Tuesday, January 03, 2017

Trump's "No computer is safe"

Donald Trump’s recent 4-worder “No computer is safe” could certainly be interpreted in the context of identity theft.  Because until there was widespread use of the Internet in commerce (after the late 90s) there were few such schemes.
Yet, by 2004 the problem was serious enough that Lifetime TV had produced the film “Identity Theft: The Michelle Brown Story”.
Trump, however, on Nov. 11 had announced a comprehensive program for cybersecurity despite his subsequent hints that digital life cannot be made safe (CNN story).

Remember, too, in the Old West:  there were horseback payroll robberies, and stagecoach and train hijackings, unpredictably.

Thursday, December 15, 2016

Yahoo! coughs up one billion identities to hackers

Here we go again, with another major hack, this time, over one billion Yahoo account, as reported, for example, by Tech Crunch,

Credit card and bank info was not taken.  There is such a huge cache that it sounds improbable that any one person would be targeted for identity theft.

On the other hand, you can't change your birthdate, and changing your name is impractical.  (Oh, in fifth grade, a girl wanted to change her name because I teased her over the "Life with Elizabeth" show -- and "Elizabeth, aren't you ashamed?"  Head shaken.  Betsy is a nickname for Elizabeth.)

My own Yahoo account no longer exists, it seems.  It was used during the glory days of GLIL.

Yup, there is even more pressure for everyone to move to two-factor authentication everywhere.

Here's a video on how to tell if your Yahoo! account is hacked.

YouTube has a lot of videos on how to hack Yahoo! (just type in that key search argument).

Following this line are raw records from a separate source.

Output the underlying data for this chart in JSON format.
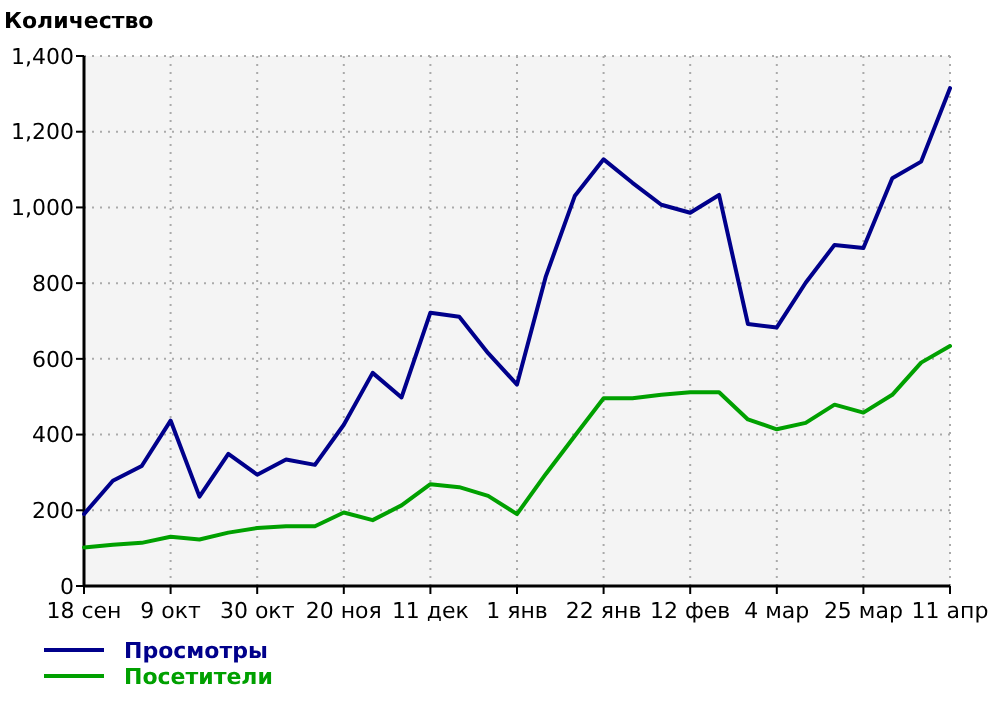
{
  "chart_data": {
    "type": "line",
    "ylabel": "Количество",
    "categories": [
      "18 сен",
      null,
      null,
      "9 окт",
      null,
      null,
      "30 окт",
      null,
      null,
      "20 ноя",
      null,
      null,
      "11 дек",
      null,
      null,
      "1 янв",
      null,
      null,
      "22 янв",
      null,
      null,
      "12 фев",
      null,
      null,
      "4 мар",
      null,
      null,
      "25 мар",
      null,
      null,
      "11 апр"
    ],
    "series": [
      {
        "name": "Просмотры",
        "color": "#00008b",
        "values": [
          190,
          278,
          317,
          437,
          236,
          349,
          294,
          334,
          320,
          426,
          563,
          498,
          722,
          711,
          615,
          532,
          818,
          1030,
          1127,
          1065,
          1007,
          986,
          1033,
          692,
          683,
          801,
          901,
          893,
          1077,
          1121,
          1315
        ]
      },
      {
        "name": "Посетители",
        "color": "#00a000",
        "values": [
          102,
          109,
          114,
          130,
          123,
          141,
          153,
          158,
          158,
          194,
          174,
          213,
          269,
          261,
          238,
          190,
          296,
          396,
          496,
          496,
          505,
          512,
          512,
          440,
          414,
          431,
          479,
          458,
          505,
          590,
          634
        ]
      }
    ],
    "ylim": [
      0,
      1400
    ],
    "yticks": [
      0,
      {
        "value": 200,
        "label": "200"
      },
      {
        "value": 400,
        "label": "400"
      },
      {
        "value": 600,
        "label": "600"
      },
      {
        "value": 800,
        "label": "800"
      },
      {
        "value": 1000,
        "label": "1,000"
      },
      {
        "value": 1200,
        "label": "1,200"
      },
      {
        "value": 1400,
        "label": "1,400"
      }
    ],
    "grid": true,
    "legend": "bottom left",
    "line_style": "solid",
    "marker": "none"
  }
}
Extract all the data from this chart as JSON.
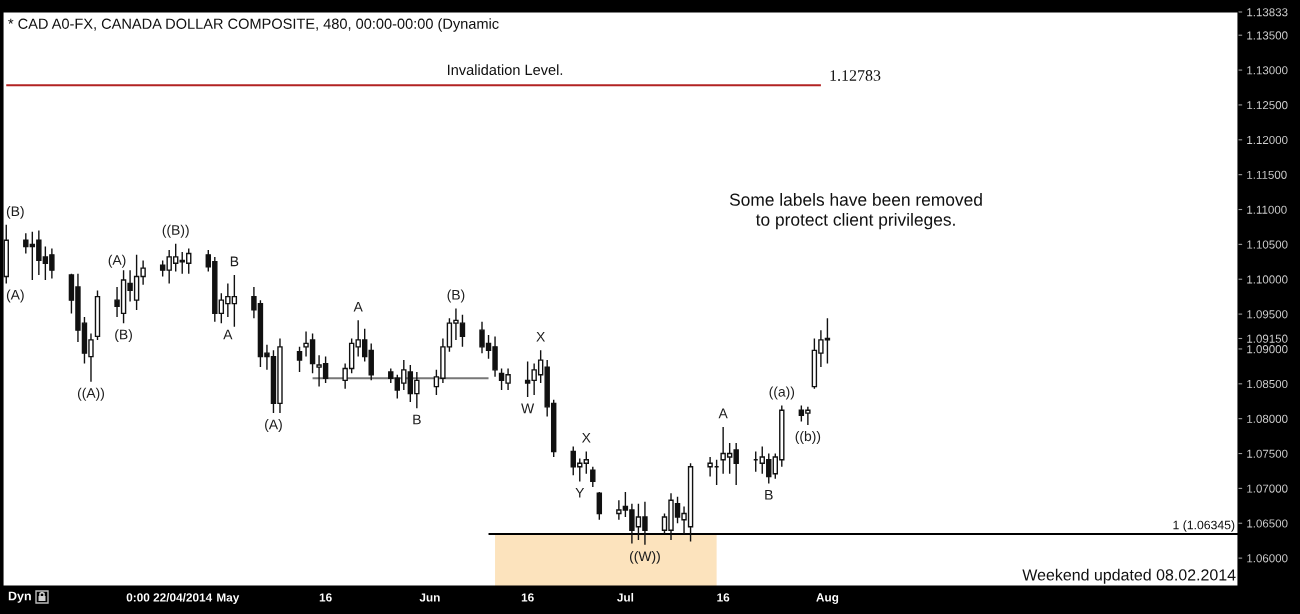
{
  "chart_data": {
    "type": "candlestick",
    "title": "* CAD A0-FX, CANADA DOLLAR COMPOSITE, 480, 00:00-00:00 (Dynamic",
    "color": "#111111",
    "x": [
      "2014-03-28",
      "2014-03-31",
      "2014-04-01",
      "2014-04-02",
      "2014-04-03",
      "2014-04-04",
      "2014-04-07",
      "2014-04-08",
      "2014-04-09",
      "2014-04-10",
      "2014-04-11",
      "2014-04-14",
      "2014-04-15",
      "2014-04-16",
      "2014-04-17",
      "2014-04-18",
      "2014-04-21",
      "2014-04-22",
      "2014-04-23",
      "2014-04-24",
      "2014-04-25",
      "2014-04-28",
      "2014-04-29",
      "2014-04-30",
      "2014-05-01",
      "2014-05-02",
      "2014-05-05",
      "2014-05-06",
      "2014-05-07",
      "2014-05-08",
      "2014-05-09",
      "2014-05-12",
      "2014-05-13",
      "2014-05-14",
      "2014-05-15",
      "2014-05-16",
      "2014-05-19",
      "2014-05-20",
      "2014-05-21",
      "2014-05-22",
      "2014-05-23",
      "2014-05-26",
      "2014-05-27",
      "2014-05-28",
      "2014-05-29",
      "2014-05-30",
      "2014-06-02",
      "2014-06-03",
      "2014-06-04",
      "2014-06-05",
      "2014-06-06",
      "2014-06-09",
      "2014-06-10",
      "2014-06-11",
      "2014-06-12",
      "2014-06-13",
      "2014-06-16",
      "2014-06-17",
      "2014-06-18",
      "2014-06-19",
      "2014-06-20",
      "2014-06-23",
      "2014-06-24",
      "2014-06-25",
      "2014-06-26",
      "2014-06-27",
      "2014-06-30",
      "2014-07-01",
      "2014-07-02",
      "2014-07-03",
      "2014-07-04",
      "2014-07-07",
      "2014-07-08",
      "2014-07-09",
      "2014-07-10",
      "2014-07-11",
      "2014-07-14",
      "2014-07-15",
      "2014-07-16",
      "2014-07-17",
      "2014-07-18",
      "2014-07-21",
      "2014-07-22",
      "2014-07-23",
      "2014-07-24",
      "2014-07-25",
      "2014-07-28",
      "2014-07-29",
      "2014-07-30",
      "2014-07-31",
      "2014-08-01"
    ],
    "ohlc": [
      [
        1.1004,
        1.1078,
        1.0994,
        1.1056
      ],
      [
        1.1056,
        1.1066,
        1.1037,
        1.1047
      ],
      [
        1.105,
        1.1068,
        1.0999,
        1.1047
      ],
      [
        1.1056,
        1.107,
        1.1006,
        1.1027
      ],
      [
        1.1032,
        1.1047,
        1.0999,
        1.1023
      ],
      [
        1.1035,
        1.1044,
        1.1001,
        1.1013
      ],
      [
        1.1006,
        1.1008,
        1.0951,
        1.097
      ],
      [
        1.0989,
        1.1008,
        1.091,
        1.0927
      ],
      [
        1.0937,
        1.0946,
        1.0879,
        1.0894
      ],
      [
        1.0889,
        1.0922,
        1.0853,
        1.0913
      ],
      [
        1.0918,
        1.0984,
        1.0913,
        1.0975
      ],
      [
        1.097,
        1.0989,
        1.0946,
        1.0961
      ],
      [
        1.0951,
        1.1013,
        1.0937,
        1.0999
      ],
      [
        1.0994,
        1.1013,
        1.0968,
        1.0984
      ],
      [
        1.097,
        1.1035,
        1.0956,
        1.1004
      ],
      [
        1.1004,
        1.1027,
        1.0992,
        1.1016
      ],
      [
        1.102,
        1.1027,
        1.1004,
        1.1013
      ],
      [
        1.1013,
        1.1042,
        1.0994,
        1.1032
      ],
      [
        1.1023,
        1.1051,
        1.1011,
        1.1032
      ],
      [
        1.1027,
        1.1039,
        1.1008,
        1.1025
      ],
      [
        1.1023,
        1.1044,
        1.1008,
        1.1037
      ],
      [
        1.1035,
        1.1042,
        1.1011,
        1.1018
      ],
      [
        1.1025,
        1.1032,
        1.0939,
        1.0951
      ],
      [
        1.0951,
        1.098,
        1.0937,
        1.097
      ],
      [
        1.0965,
        1.0994,
        1.0946,
        1.0975
      ],
      [
        1.0965,
        1.1006,
        1.0932,
        1.0975
      ],
      [
        1.0975,
        1.0989,
        1.0944,
        1.0956
      ],
      [
        1.0965,
        1.097,
        1.0874,
        1.0889
      ],
      [
        1.0894,
        1.0906,
        1.087,
        1.0889
      ],
      [
        1.0889,
        1.0898,
        1.0808,
        1.0822
      ],
      [
        1.0822,
        1.0915,
        1.0808,
        1.0903
      ],
      [
        1.0896,
        1.0903,
        1.0867,
        1.0884
      ],
      [
        1.0903,
        1.0925,
        1.0889,
        1.0908
      ],
      [
        1.0913,
        1.0922,
        1.0865,
        1.0879
      ],
      [
        1.0874,
        1.0891,
        1.0846,
        1.0877
      ],
      [
        1.0879,
        1.0889,
        1.0851,
        1.0858
      ],
      [
        1.0855,
        1.0879,
        1.0843,
        1.0872
      ],
      [
        1.0872,
        1.0915,
        1.0865,
        1.0908
      ],
      [
        1.0903,
        1.0941,
        1.0889,
        1.0913
      ],
      [
        1.0913,
        1.0929,
        1.0882,
        1.0889
      ],
      [
        1.0898,
        1.0908,
        1.0855,
        1.0863
      ],
      [
        1.0867,
        1.0872,
        1.0851,
        1.0858
      ],
      [
        1.0858,
        1.0863,
        1.0829,
        1.0841
      ],
      [
        1.0851,
        1.0884,
        1.0841,
        1.087
      ],
      [
        1.0867,
        1.0877,
        1.0824,
        1.0836
      ],
      [
        1.0836,
        1.0867,
        1.0815,
        1.0855
      ],
      [
        1.0846,
        1.087,
        1.0834,
        1.086
      ],
      [
        1.0858,
        1.0915,
        1.0851,
        1.0903
      ],
      [
        1.0903,
        1.0944,
        1.0896,
        1.0937
      ],
      [
        1.0937,
        1.0958,
        1.0913,
        1.0941
      ],
      [
        1.0937,
        1.0949,
        1.0903,
        1.0918
      ],
      [
        1.0927,
        1.0939,
        1.0894,
        1.0903
      ],
      [
        1.0908,
        1.092,
        1.0886,
        1.0898
      ],
      [
        1.0903,
        1.0918,
        1.086,
        1.087
      ],
      [
        1.0865,
        1.0872,
        1.0841,
        1.0855
      ],
      [
        1.0851,
        1.0872,
        1.0841,
        1.0863
      ],
      [
        1.0855,
        1.0882,
        1.0831,
        1.0851
      ],
      [
        1.0855,
        1.0879,
        1.0834,
        1.087
      ],
      [
        1.0863,
        1.0898,
        1.0851,
        1.0884
      ],
      [
        1.0874,
        1.0884,
        1.0803,
        1.0817
      ],
      [
        1.0822,
        1.0827,
        1.0745,
        1.0753
      ],
      [
        1.0753,
        1.076,
        1.0719,
        1.0731
      ],
      [
        1.0731,
        1.0743,
        1.071,
        1.0736
      ],
      [
        1.0736,
        1.0753,
        1.0721,
        1.0741
      ],
      [
        1.0726,
        1.0731,
        1.0702,
        1.071
      ],
      [
        1.0693,
        1.0695,
        1.0655,
        1.0664
      ],
      [
        1.0664,
        1.0683,
        1.0655,
        1.0669
      ],
      [
        1.0674,
        1.0695,
        1.0659,
        1.0669
      ],
      [
        1.0669,
        1.0678,
        1.0621,
        1.064
      ],
      [
        1.0645,
        1.0678,
        1.0626,
        1.0659
      ],
      [
        1.0659,
        1.0681,
        1.0619,
        1.064
      ],
      [
        1.064,
        1.0664,
        1.0635,
        1.0659
      ],
      [
        1.064,
        1.0693,
        1.0626,
        1.0683
      ],
      [
        1.0678,
        1.0688,
        1.065,
        1.0659
      ],
      [
        1.0655,
        1.0674,
        1.0635,
        1.0664
      ],
      [
        1.0645,
        1.0736,
        1.0624,
        1.0731
      ],
      [
        1.0731,
        1.0745,
        1.0717,
        1.0736
      ],
      [
        1.0731,
        1.0741,
        1.0705,
        1.0731
      ],
      [
        1.0741,
        1.0788,
        1.0721,
        1.075
      ],
      [
        1.0745,
        1.0765,
        1.0721,
        1.075
      ],
      [
        1.0755,
        1.0765,
        1.0705,
        1.0736
      ],
      [
        1.0741,
        1.0753,
        1.0724,
        1.0741
      ],
      [
        1.0736,
        1.076,
        1.0721,
        1.0745
      ],
      [
        1.0741,
        1.075,
        1.0707,
        1.0717
      ],
      [
        1.0721,
        1.075,
        1.0714,
        1.0745
      ],
      [
        1.0741,
        1.0819,
        1.0731,
        1.0812
      ],
      [
        1.0812,
        1.0819,
        1.0796,
        1.0805
      ],
      [
        1.0808,
        1.0817,
        1.0791,
        1.0812
      ],
      [
        1.0846,
        1.0915,
        1.0843,
        1.0898
      ],
      [
        1.0894,
        1.0927,
        1.0874,
        1.0913
      ],
      [
        1.0913,
        1.0944,
        1.0879,
        1.0915
      ]
    ],
    "series": [
      {
        "type": "area",
        "x": [
          "2014-06-11",
          "2014-07-15"
        ],
        "values": [
          1.06345,
          1.06345
        ],
        "color": "#fce3bd"
      },
      {
        "type": "line",
        "x": [
          "2014-03-28",
          "2014-07-31"
        ],
        "values": [
          1.12783,
          1.12783
        ],
        "color": "#b22222"
      },
      {
        "type": "line",
        "x": [
          "2014-05-14",
          "2014-06-10"
        ],
        "values": [
          1.0858,
          1.0858
        ],
        "color": "#777777"
      },
      {
        "type": "line",
        "x": [
          "2014-06-10",
          "2014-10-03"
        ],
        "values": [
          1.06345,
          1.06345
        ],
        "color": "#000000"
      }
    ],
    "xlim": [
      "2014-03-27T12:00",
      "2014-10-03"
    ],
    "ylim": [
      1.056,
      1.13833
    ],
    "xticks": [
      {
        "value": "2014-04-22T00:00",
        "label": "0:00 22/04/2014"
      },
      {
        "value": "2014-05-01",
        "label": "May"
      },
      {
        "value": "2014-05-16",
        "label": "16"
      },
      {
        "value": "2014-06-01",
        "label": "Jun"
      },
      {
        "value": "2014-06-16",
        "label": "16"
      },
      {
        "value": "2014-07-01",
        "label": "Jul"
      },
      {
        "value": "2014-07-16",
        "label": "16"
      },
      {
        "value": "2014-08-01",
        "label": "Aug"
      }
    ],
    "yticks": [
      {
        "value": 1.06,
        "label": "1.06000"
      },
      {
        "value": 1.065,
        "label": "1.06500"
      },
      {
        "value": 1.07,
        "label": "1.07000"
      },
      {
        "value": 1.075,
        "label": "1.07500"
      },
      {
        "value": 1.08,
        "label": "1.08000"
      },
      {
        "value": 1.085,
        "label": "1.08500"
      },
      {
        "value": 1.09,
        "label": "1.09000"
      },
      {
        "value": 1.0915,
        "label": "1.09150"
      },
      {
        "value": 1.095,
        "label": "1.09500"
      },
      {
        "value": 1.1,
        "label": "1.10000"
      },
      {
        "value": 1.105,
        "label": "1.10500"
      },
      {
        "value": 1.11,
        "label": "1.11000"
      },
      {
        "value": 1.115,
        "label": "1.11500"
      },
      {
        "value": 1.12,
        "label": "1.12000"
      },
      {
        "value": 1.125,
        "label": "1.12500"
      },
      {
        "value": 1.13,
        "label": "1.13000"
      },
      {
        "value": 1.135,
        "label": "1.13500"
      },
      1.13833
    ],
    "annotations": [
      "Invalidation Level.",
      "1.12783",
      "1 (1.06345)",
      "Some labels have been removed\nto protect client privileges.",
      "Weekend updated 08.02.2014",
      "Dyn",
      {
        "text": "(B)",
        "x": "2014-03-28",
        "y": 1.1078
      },
      {
        "text": "(A)",
        "x": "2014-03-28",
        "y": 1.0994
      },
      {
        "text": "((A))",
        "x": "2014-04-10",
        "y": 1.0853
      },
      {
        "text": "(A)",
        "x": "2014-04-14",
        "y": 1.0989
      },
      {
        "text": "(B)",
        "x": "2014-04-15",
        "y": 1.0937
      },
      {
        "text": "((B))",
        "x": "2014-04-23",
        "y": 1.1051
      },
      {
        "text": "B",
        "x": "2014-05-02",
        "y": 1.1006
      },
      {
        "text": "A",
        "x": "2014-05-01",
        "y": 1.0946
      },
      {
        "text": "(A)",
        "x": "2014-05-08",
        "y": 1.0808
      },
      {
        "text": "A",
        "x": "2014-05-21",
        "y": 1.0941
      },
      {
        "text": "B",
        "x": "2014-05-30",
        "y": 1.0815
      },
      {
        "text": "(B)",
        "x": "2014-06-05",
        "y": 1.0958
      },
      {
        "text": "W",
        "x": "2014-06-16",
        "y": 1.0831
      },
      {
        "text": "X",
        "x": "2014-06-18",
        "y": 1.0898
      },
      {
        "text": "Y",
        "x": "2014-06-24",
        "y": 1.071
      },
      {
        "text": "X",
        "x": "2014-06-25",
        "y": 1.0753
      },
      {
        "text": "((W))",
        "x": "2014-07-04",
        "y": 1.0619
      },
      {
        "text": "A",
        "x": "2014-07-16",
        "y": 1.0788
      },
      {
        "text": "B",
        "x": "2014-07-23",
        "y": 1.0707
      },
      {
        "text": "((a))",
        "x": "2014-07-25",
        "y": 1.0819
      },
      {
        "text": "((b))",
        "x": "2014-07-29",
        "y": 1.0791
      }
    ]
  }
}
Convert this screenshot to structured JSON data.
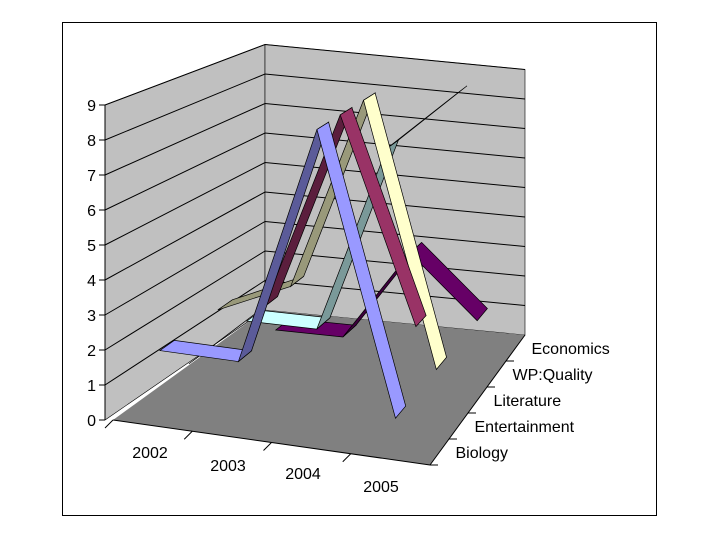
{
  "chart_data": {
    "type": "line",
    "style": "3d-ribbon",
    "categories": [
      "2002",
      "2003",
      "2004",
      "2005"
    ],
    "ylim": [
      0,
      9
    ],
    "yticks": [
      "0",
      "1",
      "2",
      "3",
      "4",
      "5",
      "6",
      "7",
      "8",
      "9"
    ],
    "grid": true,
    "series": [
      {
        "name": "Biology",
        "values": [
          2,
          2,
          9,
          1
        ],
        "color": "#9999FF"
      },
      {
        "name": "Entertainment",
        "values": [
          1,
          3,
          9,
          3
        ],
        "color": "#993366"
      },
      {
        "name": "Literature",
        "values": [
          2,
          3,
          9,
          1
        ],
        "color": "#FFFFCC"
      },
      {
        "name": "WP:Quality",
        "values": [
          1,
          1,
          7,
          9
        ],
        "color": "#CCFFFF"
      },
      {
        "name": "Economics",
        "values": [
          0,
          0,
          3,
          1
        ],
        "color": "#660066"
      }
    ],
    "colors": {
      "wall": "#C0C0C0",
      "floor": "#808080"
    }
  }
}
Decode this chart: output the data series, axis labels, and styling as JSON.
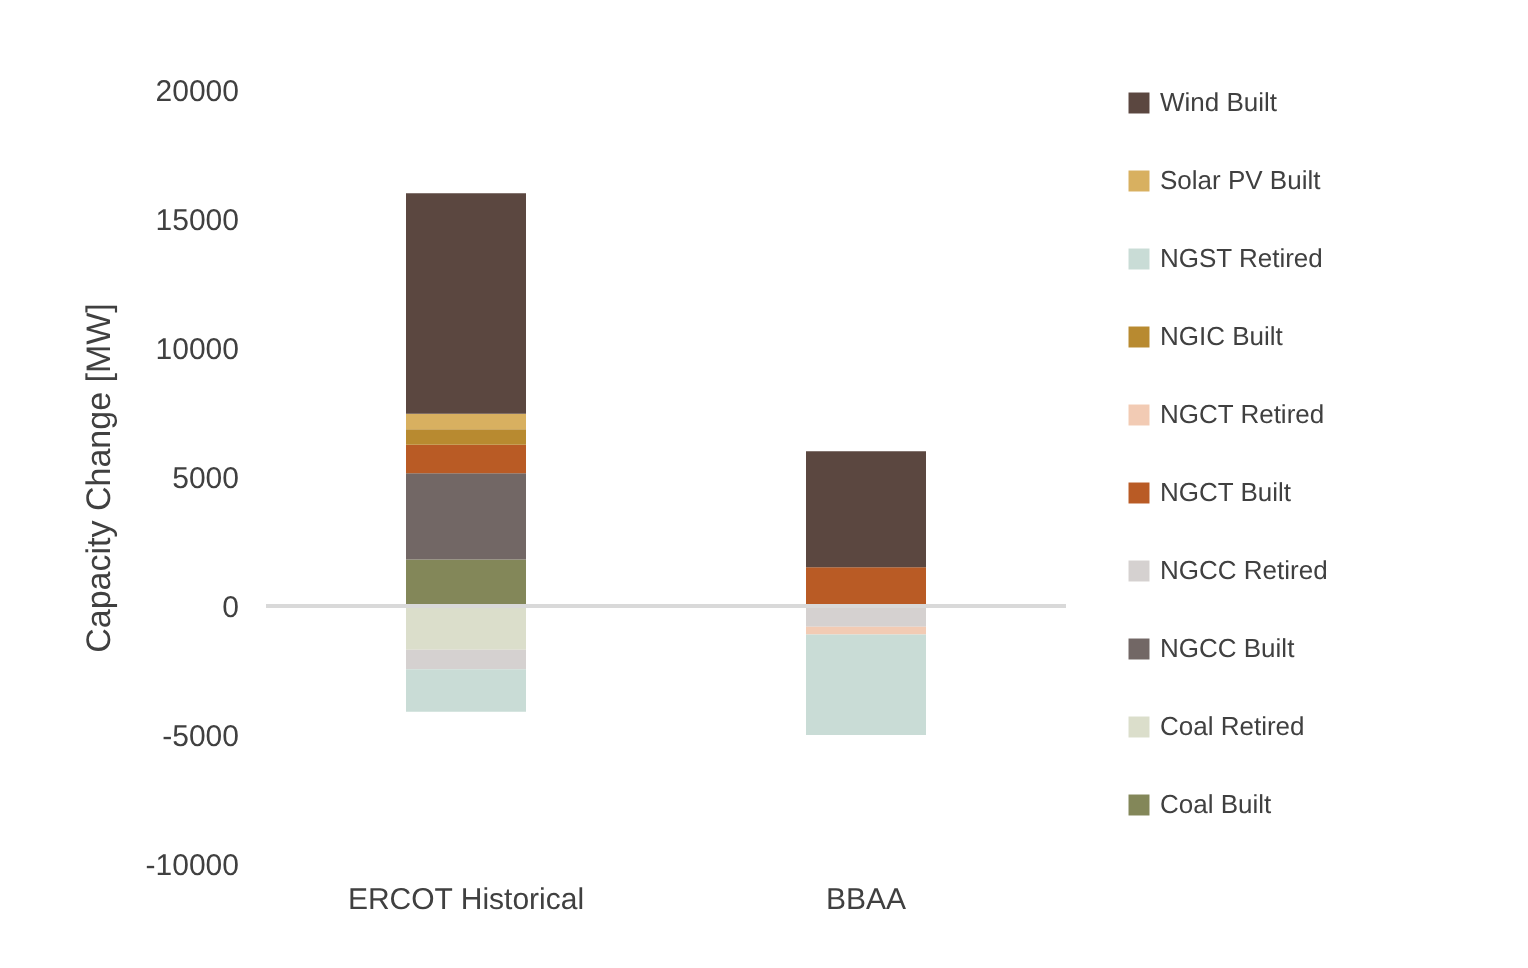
{
  "chart_data": {
    "type": "bar",
    "stacked": true,
    "ylabel": "Capacity Change [MW]",
    "categories": [
      "ERCOT Historical",
      "BBAA"
    ],
    "ylim": [
      -10000,
      20000
    ],
    "yticks": [
      -10000,
      -5000,
      0,
      5000,
      10000,
      15000,
      20000
    ],
    "grid": false,
    "legend": "right",
    "ref_lines": [
      {
        "axis": "y",
        "value": 0,
        "color": "#d9d9d9"
      }
    ],
    "series": [
      {
        "name": "Coal Built",
        "color": "#838759",
        "values": [
          1800,
          0
        ]
      },
      {
        "name": "Coal Retired",
        "color": "#dbdecb",
        "values": [
          -1700,
          0
        ]
      },
      {
        "name": "NGCC Built",
        "color": "#726765",
        "values": [
          3350,
          0
        ]
      },
      {
        "name": "NGCC Retired",
        "color": "#d5d1d0",
        "values": [
          -750,
          -800
        ]
      },
      {
        "name": "NGCT Built",
        "color": "#b95b25",
        "values": [
          1100,
          1500
        ]
      },
      {
        "name": "NGCT Retired",
        "color": "#f2cbb4",
        "values": [
          0,
          -300
        ]
      },
      {
        "name": "NGIC Built",
        "color": "#b88a30",
        "values": [
          600,
          0
        ]
      },
      {
        "name": "NGST Retired",
        "color": "#c9dcd6",
        "values": [
          -1650,
          -3900
        ]
      },
      {
        "name": "Solar PV Built",
        "color": "#d8b060",
        "values": [
          600,
          0
        ]
      },
      {
        "name": "Wind Built",
        "color": "#5b4740",
        "values": [
          8550,
          4500
        ]
      }
    ]
  }
}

Tuesday, November 22, 2016

Widespread identity theft of minors reported again

Just as dead people are targets for identity theft, recent reports have covered children's identities being stolen, sometimes even by parents desperate to pay bills, as in this New York Times story by Ron Lieber in April 2015.

Typically, minors don't find out they have a problem until they are of college age and start trying to get their first credit cards, or first apartments and cars.  Kids who work while in college or even high school  have a better chance of finding out they have a problem earlier, as some employers will run checks.  

Monday, November 21, 2016

"Ghosting": identity theft of dead people

The AARP has recently advised families to take active steps to protect their deceased loved ones from identity theft, especially for IRS tax refund scams; an earlier article.

The crime is called “ghosting”. and is hard to catch.  The IRS has guidelines here.

Families should not publish exact birth-dates in obituaries.

Wednesday, November 16, 2016

Facebook identity scams? Fake senders?

Can people's Facebook accounts get hijacked?

I don't know.  I got a mystery message this morning about my government benefit.  No, it wasn't social security.  I was supposed to know what she was talking about.  I don't. Some "lucky fund from the government".

Then her messages went blank, saying that the Facebook sender needed verification.

Monday, October 17, 2016

Why is a west coast company sending me a card with a half million line of credit, unsolicited?

This is pretty scary.  I get a blue "Notable Capital Premium Platinum Capital" card in the mail from Scottsdale, AZ, unsolicited.  With a $500,000 line of credit.

There's an 800 number to activate it.

Earlier cards were for $100,000 or $200,000.

Oh, maybe it;s in bitcoin.

It's getting close to time for my free Annual Credit Report.

But why are companies so eager to mail me credit lines that I didn't ask for?